Now it may have been the cause of a major oil spill off the coast of Orange County, California.
As authorities scramble to contain the damage done by a broken underwater pipeline that has sent oil onto beaches and endangered wildlife, they are also investigating the possibility that the leak was caused by a ship’s anchor hitting the pipeline.
At a press conference Monday, Martyn Willsher, the CEO of Amplify Energy (AMPY), owner of the pipeline that dumped up to 144,000 gallons of oil into the ocean, said it was a “distinct possibility” that the damage was caused by a ship’s anchor.

On Tuesday, the Department of Transportation, which oversees pipeline accidents, notified Amplify that while “the root cause of the accident remains unconfirmed at this time,” that “preliminary reports indicate that the failure may have been caused by an anchor that hooked the pipeline, causing a partial tear.”

Authorities did confirm to the public Tuesday that divers had found a “4,000-foot section of the 17.7 mile-long pipeline was displaced with a maximum lateral movement of approximately 105 feet.”

“The pipeline has essentially been pulled like a bowstring,” said Willsher.

When asked at a briefing Tuesday about speculation that a container ship’s anchor was the cause of the break, US Coast Guard Capt. Rebecca Ore said there is no confirmation of a vessel above the site of the spill, but the response team is working with other agencies in the parallel investigation to determine whether a ship was in the area.

Officials said even with the congestion in the area the ships should have been able to avoid the pipeline. Ships should only drop anchor in designated areas and the pipelines are clearly indicated on nautical maps, said Coast Guard Petty Officer Steve Strohmaier.

Unprecedented congestion

What is clear is that the waters of the Ports of Los Angeles and Long Beach are clogged with an unprecedented number of container ships that have dropped their anchors as they wait to get into port, due to an imbalance in the nation’s various supply chains that have come on with the prolonged pandemic.

The number of ships waiting to dock is fluctuating.

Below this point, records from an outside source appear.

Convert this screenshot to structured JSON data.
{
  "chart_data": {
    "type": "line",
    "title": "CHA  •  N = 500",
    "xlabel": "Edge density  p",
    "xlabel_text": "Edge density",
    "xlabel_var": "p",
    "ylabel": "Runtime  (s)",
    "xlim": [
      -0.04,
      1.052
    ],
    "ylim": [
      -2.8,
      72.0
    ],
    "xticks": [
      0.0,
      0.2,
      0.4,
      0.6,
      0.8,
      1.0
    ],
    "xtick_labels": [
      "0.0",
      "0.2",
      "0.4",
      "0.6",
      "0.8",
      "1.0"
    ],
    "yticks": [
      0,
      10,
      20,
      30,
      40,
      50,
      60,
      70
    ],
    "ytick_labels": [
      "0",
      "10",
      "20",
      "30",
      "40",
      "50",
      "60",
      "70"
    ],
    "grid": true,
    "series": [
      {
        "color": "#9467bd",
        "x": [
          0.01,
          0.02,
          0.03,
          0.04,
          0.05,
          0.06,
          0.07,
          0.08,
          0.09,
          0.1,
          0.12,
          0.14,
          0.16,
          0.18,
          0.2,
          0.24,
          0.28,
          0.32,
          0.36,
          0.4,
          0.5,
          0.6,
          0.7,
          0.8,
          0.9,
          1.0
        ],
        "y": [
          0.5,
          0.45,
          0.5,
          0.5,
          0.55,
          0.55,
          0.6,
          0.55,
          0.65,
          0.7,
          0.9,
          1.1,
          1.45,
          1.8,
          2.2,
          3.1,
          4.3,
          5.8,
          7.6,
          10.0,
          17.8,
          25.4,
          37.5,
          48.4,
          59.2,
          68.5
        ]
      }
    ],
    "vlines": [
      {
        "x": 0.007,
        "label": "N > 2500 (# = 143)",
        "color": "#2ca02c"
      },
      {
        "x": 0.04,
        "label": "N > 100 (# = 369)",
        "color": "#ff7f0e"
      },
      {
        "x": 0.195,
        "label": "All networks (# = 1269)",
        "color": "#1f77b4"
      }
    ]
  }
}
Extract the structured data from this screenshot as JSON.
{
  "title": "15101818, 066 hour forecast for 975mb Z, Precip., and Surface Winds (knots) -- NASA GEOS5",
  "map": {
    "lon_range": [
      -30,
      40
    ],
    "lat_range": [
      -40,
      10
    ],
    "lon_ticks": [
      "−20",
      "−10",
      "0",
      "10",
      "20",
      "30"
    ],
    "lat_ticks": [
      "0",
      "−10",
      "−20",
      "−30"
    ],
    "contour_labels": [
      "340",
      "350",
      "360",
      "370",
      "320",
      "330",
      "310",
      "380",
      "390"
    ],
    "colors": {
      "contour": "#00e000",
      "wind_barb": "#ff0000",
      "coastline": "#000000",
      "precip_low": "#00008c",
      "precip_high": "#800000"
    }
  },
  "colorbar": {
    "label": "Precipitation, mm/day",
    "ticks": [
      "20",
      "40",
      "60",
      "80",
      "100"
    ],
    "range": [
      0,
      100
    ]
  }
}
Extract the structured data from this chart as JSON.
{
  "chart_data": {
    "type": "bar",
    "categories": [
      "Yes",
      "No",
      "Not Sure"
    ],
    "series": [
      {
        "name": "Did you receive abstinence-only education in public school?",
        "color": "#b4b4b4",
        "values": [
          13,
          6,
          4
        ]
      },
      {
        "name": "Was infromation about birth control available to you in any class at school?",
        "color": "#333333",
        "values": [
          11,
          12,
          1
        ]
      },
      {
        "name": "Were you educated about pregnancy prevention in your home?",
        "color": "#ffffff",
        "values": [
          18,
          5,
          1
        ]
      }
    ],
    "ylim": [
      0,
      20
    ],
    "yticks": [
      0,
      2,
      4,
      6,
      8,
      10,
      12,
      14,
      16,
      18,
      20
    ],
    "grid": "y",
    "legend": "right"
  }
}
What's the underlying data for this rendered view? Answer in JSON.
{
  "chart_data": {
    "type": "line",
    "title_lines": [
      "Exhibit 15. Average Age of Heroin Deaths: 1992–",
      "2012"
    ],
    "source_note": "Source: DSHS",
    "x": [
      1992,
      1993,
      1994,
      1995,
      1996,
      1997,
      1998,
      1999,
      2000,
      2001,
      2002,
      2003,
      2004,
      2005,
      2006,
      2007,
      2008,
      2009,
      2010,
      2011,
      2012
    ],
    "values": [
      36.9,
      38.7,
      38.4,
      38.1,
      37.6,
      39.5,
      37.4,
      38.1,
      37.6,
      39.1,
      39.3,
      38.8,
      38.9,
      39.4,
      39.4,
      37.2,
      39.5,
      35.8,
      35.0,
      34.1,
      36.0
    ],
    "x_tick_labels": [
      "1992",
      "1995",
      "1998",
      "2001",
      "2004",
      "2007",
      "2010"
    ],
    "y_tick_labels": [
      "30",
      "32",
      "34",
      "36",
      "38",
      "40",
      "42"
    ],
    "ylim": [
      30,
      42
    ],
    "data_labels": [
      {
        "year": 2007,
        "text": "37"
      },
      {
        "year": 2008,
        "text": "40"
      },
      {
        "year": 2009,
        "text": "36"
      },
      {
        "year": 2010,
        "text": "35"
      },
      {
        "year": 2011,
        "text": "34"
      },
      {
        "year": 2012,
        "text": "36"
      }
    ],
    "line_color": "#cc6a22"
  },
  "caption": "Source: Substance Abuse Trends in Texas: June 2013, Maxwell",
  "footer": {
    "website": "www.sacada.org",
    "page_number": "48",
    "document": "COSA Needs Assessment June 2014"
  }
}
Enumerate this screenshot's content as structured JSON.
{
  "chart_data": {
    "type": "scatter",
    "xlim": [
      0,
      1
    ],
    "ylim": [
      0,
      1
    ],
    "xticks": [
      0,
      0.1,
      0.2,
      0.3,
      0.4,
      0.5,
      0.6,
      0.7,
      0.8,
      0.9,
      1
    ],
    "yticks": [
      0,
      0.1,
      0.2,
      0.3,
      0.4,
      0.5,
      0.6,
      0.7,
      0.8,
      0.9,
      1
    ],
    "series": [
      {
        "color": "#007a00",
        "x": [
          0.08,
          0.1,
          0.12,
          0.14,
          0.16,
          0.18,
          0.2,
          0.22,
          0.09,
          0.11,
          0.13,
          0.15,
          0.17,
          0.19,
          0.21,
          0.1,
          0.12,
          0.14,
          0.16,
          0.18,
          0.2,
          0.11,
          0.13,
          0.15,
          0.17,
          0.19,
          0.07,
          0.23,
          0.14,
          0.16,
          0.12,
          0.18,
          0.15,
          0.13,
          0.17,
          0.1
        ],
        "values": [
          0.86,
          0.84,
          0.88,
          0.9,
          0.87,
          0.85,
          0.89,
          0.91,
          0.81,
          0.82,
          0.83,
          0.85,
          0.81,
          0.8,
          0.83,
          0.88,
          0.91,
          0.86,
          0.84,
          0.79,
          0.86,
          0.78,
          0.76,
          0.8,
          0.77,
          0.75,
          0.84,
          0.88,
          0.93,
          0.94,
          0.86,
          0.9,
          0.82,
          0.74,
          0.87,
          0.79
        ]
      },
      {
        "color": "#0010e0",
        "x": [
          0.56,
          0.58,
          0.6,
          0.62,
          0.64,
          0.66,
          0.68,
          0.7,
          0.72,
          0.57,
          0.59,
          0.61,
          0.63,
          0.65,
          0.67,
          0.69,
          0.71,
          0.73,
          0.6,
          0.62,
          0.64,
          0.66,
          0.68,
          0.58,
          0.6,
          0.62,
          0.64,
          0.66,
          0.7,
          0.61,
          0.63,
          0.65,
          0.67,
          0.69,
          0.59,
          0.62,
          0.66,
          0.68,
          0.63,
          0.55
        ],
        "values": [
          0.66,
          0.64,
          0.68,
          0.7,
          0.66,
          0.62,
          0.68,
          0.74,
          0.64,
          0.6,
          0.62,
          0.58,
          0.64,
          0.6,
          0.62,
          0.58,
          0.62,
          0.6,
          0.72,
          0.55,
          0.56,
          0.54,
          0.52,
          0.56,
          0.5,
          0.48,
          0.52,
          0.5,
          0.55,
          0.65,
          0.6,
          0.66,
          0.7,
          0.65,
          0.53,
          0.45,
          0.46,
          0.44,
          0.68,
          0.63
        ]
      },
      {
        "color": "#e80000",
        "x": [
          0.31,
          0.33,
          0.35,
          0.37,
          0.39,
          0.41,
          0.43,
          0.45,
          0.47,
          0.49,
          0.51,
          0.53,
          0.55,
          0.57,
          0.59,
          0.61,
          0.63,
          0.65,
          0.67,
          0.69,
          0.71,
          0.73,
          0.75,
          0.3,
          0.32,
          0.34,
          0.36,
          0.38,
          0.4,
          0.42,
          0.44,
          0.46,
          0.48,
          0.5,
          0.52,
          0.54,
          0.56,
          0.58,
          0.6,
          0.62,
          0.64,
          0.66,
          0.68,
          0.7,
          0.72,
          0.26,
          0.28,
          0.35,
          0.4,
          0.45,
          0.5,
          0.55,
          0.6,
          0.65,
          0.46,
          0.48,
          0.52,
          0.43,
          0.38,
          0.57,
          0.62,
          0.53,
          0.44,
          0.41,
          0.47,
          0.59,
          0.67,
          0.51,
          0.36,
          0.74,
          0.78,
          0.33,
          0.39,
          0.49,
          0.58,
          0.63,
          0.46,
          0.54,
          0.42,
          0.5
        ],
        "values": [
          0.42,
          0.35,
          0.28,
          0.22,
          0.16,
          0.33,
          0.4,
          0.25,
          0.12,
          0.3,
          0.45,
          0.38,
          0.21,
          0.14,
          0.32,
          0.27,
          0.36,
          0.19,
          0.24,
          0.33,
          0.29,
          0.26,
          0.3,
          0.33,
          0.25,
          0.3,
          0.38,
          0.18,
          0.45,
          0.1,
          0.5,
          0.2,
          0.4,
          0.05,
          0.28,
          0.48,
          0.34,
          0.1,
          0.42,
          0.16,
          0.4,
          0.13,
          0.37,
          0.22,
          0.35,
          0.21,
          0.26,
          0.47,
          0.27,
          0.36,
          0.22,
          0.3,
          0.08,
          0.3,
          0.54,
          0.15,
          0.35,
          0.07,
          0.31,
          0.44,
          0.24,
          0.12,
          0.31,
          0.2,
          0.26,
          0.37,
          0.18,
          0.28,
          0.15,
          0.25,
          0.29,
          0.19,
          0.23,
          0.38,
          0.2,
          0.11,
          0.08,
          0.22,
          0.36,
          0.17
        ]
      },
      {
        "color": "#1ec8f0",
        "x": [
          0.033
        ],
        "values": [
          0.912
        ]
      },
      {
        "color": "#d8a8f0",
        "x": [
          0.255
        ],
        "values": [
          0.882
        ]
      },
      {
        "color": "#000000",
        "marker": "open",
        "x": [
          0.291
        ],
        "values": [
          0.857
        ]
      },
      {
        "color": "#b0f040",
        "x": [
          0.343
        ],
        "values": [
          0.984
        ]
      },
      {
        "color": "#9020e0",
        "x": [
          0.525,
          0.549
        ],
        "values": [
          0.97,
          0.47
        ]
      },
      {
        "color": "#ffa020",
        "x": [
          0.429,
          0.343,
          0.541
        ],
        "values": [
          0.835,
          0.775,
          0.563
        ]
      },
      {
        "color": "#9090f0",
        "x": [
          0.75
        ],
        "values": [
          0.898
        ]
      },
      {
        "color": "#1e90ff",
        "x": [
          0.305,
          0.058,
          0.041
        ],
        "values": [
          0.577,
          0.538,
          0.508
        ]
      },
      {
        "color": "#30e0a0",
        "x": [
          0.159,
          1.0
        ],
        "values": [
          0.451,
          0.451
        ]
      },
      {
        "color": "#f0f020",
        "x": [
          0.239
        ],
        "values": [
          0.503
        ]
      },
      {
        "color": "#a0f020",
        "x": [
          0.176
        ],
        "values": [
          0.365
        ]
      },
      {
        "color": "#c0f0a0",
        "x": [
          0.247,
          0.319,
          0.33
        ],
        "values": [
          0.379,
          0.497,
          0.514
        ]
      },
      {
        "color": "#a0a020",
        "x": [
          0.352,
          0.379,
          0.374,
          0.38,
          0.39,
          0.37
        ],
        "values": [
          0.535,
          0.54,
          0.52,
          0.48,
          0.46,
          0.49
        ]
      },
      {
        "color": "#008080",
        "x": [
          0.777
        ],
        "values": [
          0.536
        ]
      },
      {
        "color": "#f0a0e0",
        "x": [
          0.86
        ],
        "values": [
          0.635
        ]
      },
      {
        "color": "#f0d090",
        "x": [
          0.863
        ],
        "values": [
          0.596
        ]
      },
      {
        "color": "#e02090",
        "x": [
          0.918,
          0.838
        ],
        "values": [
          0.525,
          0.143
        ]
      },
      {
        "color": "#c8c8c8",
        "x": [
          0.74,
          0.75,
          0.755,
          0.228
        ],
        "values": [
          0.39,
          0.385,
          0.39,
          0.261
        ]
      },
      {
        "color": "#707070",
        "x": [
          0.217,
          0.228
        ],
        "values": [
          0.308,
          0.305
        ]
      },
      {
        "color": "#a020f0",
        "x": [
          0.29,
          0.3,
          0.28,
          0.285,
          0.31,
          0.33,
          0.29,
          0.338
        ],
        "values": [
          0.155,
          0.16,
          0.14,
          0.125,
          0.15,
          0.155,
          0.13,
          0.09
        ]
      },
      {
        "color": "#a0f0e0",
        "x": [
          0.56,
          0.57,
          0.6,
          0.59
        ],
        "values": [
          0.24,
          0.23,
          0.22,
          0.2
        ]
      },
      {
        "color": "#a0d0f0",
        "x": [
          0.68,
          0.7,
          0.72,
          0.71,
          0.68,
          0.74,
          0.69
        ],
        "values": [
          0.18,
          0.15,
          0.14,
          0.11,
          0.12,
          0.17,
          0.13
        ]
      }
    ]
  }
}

As of late last week, when the accident appears to have happened, 64 container ships were waiting off the coast to get into berths at the Port of Los Angeles — the nation’s largest port — and its the neighboring Port of Long Beach, which is just behind it in cargo volume. That number had climbed to 76 ships by Monday, before slipping back to 62 on Tuesday.

It is now taking an average of 10 days for ships to get into the ports to unload and reload cargo containers. Before the pandemic, ships typically arrived and went straight to a berth at one of the two ports.

“It’s like taking 10 lanes of freeway traffic and moving them into five when the cargo gets here to the port,” Gene Seroka, executive director of the Port of Los Angeles, told CNN International on Tuesday. “We’re having difficulty absorbing all of that cargo into the American supply chain.”

The problems are caused by a lack of truck drivers to haul away containers to the lack of workers at warehouses for which the goods are destined, and a lack of empty containers in the right parts of the world.

Consumer buying habits have also changed significantly during the pandemic, as they are spending less money on services and thus more money on goods that need to be physically moved.

“What you’re seeing is the American consumers’ buying power on display,” said Seroka.

The pipeline accident has the potential to release more oil into the ocean than any spill since the Deepwater Horizon disaster in 2010. California Gov. Gavin Newsom has declared a state of emergency.

Even if it turns out that a ship’s anchor was not the cause of the pipeline breakage and the resulting oil spill, the backup of ships and trucks at the ports is exacerbating the air quality in Southern California, according to experts.

A June report from the California Air Resources Board found that the backlog of ships waiting to dock causes “substantial implications for portside communities from increased particulate matter emissions, as well as contributions to smog-forming oxides.” And there were about 40 ships a day waiting to get into port back in June when the report was released. Now, more than 60 are waiting.